Sport : Training fürs Halbfinale

Der FC Bayern schlägt im Viertelfinale des DFB-Pokals den SC Freiburg 7:0

Christoph Kieslich[Freiburg]

In der Freiburger Fankurve hatten sie ein gelbes Plakat ausgerollt. Darauf stand geschrieben: „Endstation Freiburg – alle Bayern bitte aussteigen“. Der abstiegsgefährdete SC Freiburg sollte im Pokal den FC Bayern schlagen, ins Halbfinale einziehen und Selbstbewusstsein für die Bundesliga sammeln. Dieser hübsche Plan ging komplett nach hinten los. Das Pokalviertelfinale gestern vor 22 500 Zuschauern im Freiburger Badenova-Stadion gewann der Rekordmeister und Rekordpokalsieger aus München mit 7:0. Zur Halbzeit führten die Bayern bereits mit 5:0; die ersten Freiburger Zuschauer hatten sich bereits auf den Heimweg gemacht.

Felix Magath konnte wenige Tage nach dem 1:0-Sieg der Bayern in Freiburg in der Bundesliga wieder Michael Ballack einsetzen. Auf der Bank blieb für in Zé Roberto. Ganz andere Sorgen hatte Freiburgs Trainer Volker Finke, der seinen Torwart Richard Golz zu ersetzen hatte. Für Golz hütete Julian Reinard das Tor. Noch ehe sich der 21-Jährige an die Pokalatmosphäre gewöhnt hatte, war er von Claudio Pizarro überrumpelt worden. Der Bayern-Stürmer erzielte zwischen der dritten und siebenten Minute die ersten beiden Tore. Wenig später erhöhten Ballack, Roy Makaay und wieder Pizarro auf 5:0. Das Spiel war gelaufen. Dass kurz vor der Pause auch noch Freiburgs Mohamad wegen einer Notbremse gegen Makaay vom Feld musste, ließ die Chancen der Freiburger nicht gerade steigen. Uli Hoeneß, der Manager des FC Bayern, jubelte daher: „Unsere Mannschaft spielt heute wie aus einem Guss.“

Neun Jahre ist es her, das Freiburg das bisher letzte Mal den FC Bayern schlagen konnte. Doch davon waren die Freiburger gestern meilenweit entfernt. Stark ersatzgeschwächt präsentierte sich die Elf von Trainer Finke mut- und ideenlos. Die Bayern gewannen mit wenig Aufwand fast alle Zweikämpfe. Das Deckungsverhalten der Freiburger war schlicht katastrophal. „Das war nicht mehr als eine bessere Trainingseinheit für die Münchner“, sagte Joachim Löw, der Assistent von Bundestrainer Jürgen Klinsmann.

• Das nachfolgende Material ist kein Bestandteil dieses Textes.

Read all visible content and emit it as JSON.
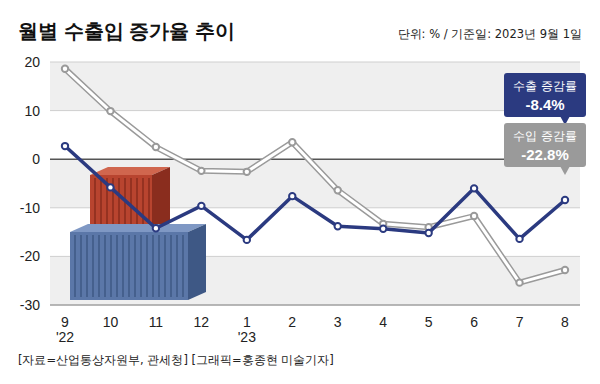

Die Bayern konnten es sich leisten, Oliver Kahn bei Halbzeit in der Kabine zu lassen. Für den frierenden Kahn kam Michael Rensing zum Einsatz. Im zweiten Abschnitt ließen die Bayern etwas Gnade walten. Für sie war es nicht mehr als ein lockeres Auslaufen. Den Freiburgern gelang nichts. Vielmehr konnte es Pizarro nicht lassen. Sein viertes Tor zum 6:0 fiel genau nach einer Stunde. Später traf sogar noch der eingewechselte Vahid Hashemian zum 7:0. Für den Iraner war es das erstes Pflichtspieltor für die Bayern seit dem Sommer. Die Freiburger Fans, so sie noch anwesend waren, schunkelten gegen die Kälte und das Ausscheiden aus dem Pokal.